Die Vere­in­ten Natio­nen unternehmen einen neuen Ver­such, festgenommene Pirat­en häu­figer als bish­er vor Gericht zu brin­gen. Am 12. April ver­ab­schiedete der UN Sicher­heit­srat ein­stim­mig eine von Rus­s­land einge­brachte Res­o­lu­tion, in der die Ein­rich­tung von inter­na­tionalen Piraten­gericht­en und Gefäng­nis­sen in der Region aber auch auf soma­lis­chem Boden sowie die Fas­sung neuer, inter­na­tion­al verbindlich­er Geset­ze zur Bekämp­fung der Pira­terie vor Soma­lia gefordert wird.
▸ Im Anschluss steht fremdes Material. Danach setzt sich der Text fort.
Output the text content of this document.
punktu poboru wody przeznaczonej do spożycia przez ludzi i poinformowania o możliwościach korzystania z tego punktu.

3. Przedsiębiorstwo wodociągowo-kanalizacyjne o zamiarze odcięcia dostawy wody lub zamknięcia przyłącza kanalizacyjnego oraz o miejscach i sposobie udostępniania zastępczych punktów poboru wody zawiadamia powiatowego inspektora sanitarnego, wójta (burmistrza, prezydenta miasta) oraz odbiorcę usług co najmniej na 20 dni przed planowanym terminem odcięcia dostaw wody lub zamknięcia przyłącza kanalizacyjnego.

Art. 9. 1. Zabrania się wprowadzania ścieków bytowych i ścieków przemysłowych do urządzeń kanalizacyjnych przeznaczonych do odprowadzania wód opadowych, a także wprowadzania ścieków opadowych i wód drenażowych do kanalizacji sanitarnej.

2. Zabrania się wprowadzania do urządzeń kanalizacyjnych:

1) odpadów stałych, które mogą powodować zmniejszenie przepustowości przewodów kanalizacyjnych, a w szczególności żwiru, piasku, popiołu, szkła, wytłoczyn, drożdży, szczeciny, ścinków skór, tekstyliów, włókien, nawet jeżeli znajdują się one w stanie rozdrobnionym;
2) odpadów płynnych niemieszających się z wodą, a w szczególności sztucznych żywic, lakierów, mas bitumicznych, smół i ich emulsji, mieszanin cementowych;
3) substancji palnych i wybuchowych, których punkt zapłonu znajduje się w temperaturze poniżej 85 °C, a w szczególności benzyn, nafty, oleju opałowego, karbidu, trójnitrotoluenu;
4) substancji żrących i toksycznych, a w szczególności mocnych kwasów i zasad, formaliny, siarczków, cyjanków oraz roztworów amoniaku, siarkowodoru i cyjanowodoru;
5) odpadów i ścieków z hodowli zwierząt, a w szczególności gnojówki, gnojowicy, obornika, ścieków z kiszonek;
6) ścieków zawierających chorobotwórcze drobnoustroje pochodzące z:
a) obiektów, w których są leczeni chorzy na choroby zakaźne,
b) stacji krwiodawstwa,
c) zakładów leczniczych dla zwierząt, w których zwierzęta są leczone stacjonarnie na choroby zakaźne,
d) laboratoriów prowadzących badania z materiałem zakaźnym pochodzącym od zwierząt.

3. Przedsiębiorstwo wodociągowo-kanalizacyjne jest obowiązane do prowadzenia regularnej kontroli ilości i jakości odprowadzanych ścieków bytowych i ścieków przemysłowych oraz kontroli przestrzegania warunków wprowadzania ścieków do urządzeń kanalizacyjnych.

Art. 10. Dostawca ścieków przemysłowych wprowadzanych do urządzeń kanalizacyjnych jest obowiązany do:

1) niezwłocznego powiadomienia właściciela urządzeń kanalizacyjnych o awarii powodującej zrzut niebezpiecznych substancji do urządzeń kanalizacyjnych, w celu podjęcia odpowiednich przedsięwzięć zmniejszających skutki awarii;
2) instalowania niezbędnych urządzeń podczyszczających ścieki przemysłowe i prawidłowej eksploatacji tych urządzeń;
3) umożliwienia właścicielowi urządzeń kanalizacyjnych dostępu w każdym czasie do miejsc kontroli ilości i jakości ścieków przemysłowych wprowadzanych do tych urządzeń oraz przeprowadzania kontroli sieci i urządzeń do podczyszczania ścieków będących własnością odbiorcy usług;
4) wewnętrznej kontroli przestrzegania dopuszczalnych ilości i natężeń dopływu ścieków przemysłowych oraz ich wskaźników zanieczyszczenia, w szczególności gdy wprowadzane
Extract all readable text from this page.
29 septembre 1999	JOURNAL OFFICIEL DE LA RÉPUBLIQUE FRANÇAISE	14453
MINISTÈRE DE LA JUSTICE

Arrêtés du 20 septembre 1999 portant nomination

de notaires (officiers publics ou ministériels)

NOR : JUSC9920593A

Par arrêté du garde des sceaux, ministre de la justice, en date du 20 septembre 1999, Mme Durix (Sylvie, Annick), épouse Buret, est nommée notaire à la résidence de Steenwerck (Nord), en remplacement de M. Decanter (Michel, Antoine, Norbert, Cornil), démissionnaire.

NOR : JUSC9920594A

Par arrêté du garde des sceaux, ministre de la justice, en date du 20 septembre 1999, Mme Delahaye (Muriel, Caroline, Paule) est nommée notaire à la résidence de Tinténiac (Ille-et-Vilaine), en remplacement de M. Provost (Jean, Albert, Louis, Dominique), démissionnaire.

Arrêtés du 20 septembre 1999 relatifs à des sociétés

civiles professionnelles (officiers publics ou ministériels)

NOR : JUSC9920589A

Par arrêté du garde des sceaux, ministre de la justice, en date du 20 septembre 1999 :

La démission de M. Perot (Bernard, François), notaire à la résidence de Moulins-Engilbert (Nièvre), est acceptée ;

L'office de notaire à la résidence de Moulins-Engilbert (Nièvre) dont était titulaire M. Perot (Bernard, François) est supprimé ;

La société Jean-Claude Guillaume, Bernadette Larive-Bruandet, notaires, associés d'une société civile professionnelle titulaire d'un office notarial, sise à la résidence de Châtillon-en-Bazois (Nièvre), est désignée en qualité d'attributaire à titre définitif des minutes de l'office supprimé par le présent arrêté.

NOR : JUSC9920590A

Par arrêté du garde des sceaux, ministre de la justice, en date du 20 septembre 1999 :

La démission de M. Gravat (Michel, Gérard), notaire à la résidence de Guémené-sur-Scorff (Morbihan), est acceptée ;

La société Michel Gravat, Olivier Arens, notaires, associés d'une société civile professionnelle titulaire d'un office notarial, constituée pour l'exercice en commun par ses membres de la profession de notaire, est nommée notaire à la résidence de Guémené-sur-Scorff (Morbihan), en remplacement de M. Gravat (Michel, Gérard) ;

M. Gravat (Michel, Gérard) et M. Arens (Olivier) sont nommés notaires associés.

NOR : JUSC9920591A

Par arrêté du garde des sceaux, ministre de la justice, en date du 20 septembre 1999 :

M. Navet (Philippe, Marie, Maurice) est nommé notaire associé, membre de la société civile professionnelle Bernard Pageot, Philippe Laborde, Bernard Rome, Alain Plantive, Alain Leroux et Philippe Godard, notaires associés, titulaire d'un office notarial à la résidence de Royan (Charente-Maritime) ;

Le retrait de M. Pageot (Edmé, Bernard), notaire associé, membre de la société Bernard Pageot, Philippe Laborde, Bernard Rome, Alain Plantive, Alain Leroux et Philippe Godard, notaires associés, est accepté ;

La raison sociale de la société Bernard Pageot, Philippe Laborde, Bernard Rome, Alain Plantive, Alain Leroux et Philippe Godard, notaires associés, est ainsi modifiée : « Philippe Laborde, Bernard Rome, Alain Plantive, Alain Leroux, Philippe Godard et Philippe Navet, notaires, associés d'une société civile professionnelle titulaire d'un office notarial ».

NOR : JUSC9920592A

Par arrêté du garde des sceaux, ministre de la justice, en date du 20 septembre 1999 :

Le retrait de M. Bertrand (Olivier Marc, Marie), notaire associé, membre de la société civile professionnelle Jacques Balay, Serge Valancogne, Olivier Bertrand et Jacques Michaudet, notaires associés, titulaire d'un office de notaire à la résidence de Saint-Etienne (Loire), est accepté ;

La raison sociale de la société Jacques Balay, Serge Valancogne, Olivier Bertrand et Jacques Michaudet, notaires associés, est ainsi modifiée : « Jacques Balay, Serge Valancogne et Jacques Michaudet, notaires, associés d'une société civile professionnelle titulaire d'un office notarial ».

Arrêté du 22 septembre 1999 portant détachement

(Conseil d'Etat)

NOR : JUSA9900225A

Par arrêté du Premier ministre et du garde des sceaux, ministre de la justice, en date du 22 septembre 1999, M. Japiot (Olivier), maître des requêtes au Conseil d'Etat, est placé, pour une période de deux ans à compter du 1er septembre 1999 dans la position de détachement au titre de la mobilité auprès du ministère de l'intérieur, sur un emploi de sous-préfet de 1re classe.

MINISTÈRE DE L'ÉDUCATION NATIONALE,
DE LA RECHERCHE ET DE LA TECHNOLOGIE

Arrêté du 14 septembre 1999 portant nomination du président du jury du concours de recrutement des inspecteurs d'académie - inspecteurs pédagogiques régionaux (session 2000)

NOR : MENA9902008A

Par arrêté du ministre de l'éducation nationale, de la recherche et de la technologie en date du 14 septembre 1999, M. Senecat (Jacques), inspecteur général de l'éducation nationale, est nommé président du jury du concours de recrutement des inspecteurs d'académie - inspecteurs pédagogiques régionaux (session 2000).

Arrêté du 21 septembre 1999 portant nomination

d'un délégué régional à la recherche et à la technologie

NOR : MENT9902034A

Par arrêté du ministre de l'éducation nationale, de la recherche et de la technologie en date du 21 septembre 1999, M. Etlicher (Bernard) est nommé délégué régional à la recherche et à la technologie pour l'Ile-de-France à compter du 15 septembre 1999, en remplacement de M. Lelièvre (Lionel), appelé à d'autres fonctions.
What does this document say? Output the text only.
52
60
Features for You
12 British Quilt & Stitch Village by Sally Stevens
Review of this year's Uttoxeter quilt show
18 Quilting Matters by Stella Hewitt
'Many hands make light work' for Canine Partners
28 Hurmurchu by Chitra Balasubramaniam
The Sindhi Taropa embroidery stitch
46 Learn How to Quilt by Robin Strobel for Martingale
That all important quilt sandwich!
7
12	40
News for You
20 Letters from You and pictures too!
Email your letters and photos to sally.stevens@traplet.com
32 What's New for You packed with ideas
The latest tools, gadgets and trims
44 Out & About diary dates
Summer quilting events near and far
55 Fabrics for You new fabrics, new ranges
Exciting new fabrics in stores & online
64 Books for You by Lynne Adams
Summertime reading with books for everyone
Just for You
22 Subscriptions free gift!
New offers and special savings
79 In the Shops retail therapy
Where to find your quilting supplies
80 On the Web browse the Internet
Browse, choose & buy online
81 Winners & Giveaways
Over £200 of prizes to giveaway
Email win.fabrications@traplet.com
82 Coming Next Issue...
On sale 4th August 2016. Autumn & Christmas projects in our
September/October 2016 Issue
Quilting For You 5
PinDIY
Gen­er­alsekretär Ban Ki-moon wurde beauf­tragt, bin­nen zwei Monat­en Vorschläge zur Ein­rich­tung der Gerichte erar­beit­en zu lassen. 

Aktuelle Entwick­lun­gen bei Ein­satzkräften

Die nieder­ländis­che Fre­gat­te DE RUYTER hat am 9. April mit Ein­laufen im Heimath­afen Den Helder ihren Anti-Pira­terie Ein­satz im Rah­men der NATO-Oper­a­tion Ocean Shield beendet. 

Bei der EU Nav­For gab es am 14. April einen tur­nus­mäßi­gen Führungswech­sel. Im Rah­men ein­er mil­itärischen Zer­e­monie in Dschibu­ti über­gab der spanis­che RAdm Juan Rodriguez das Kom­man­do über den EU-Ver­band an den por­tugiesis­chen Cdre Alber­to Manuel Sil­vestre Cor­reia. Zugle­ich wech­selte die Flag­gschiff­funk­tion von der spanis­chen Fre­gat­te CANARIAS zur por­tugiesis­chen Fre­gat­te VASCO DA GAMA. Por­tu­gal wird nun für vier Monate den Ein­satzver­band der EU Oper­a­tion Ata­lan­ta führen.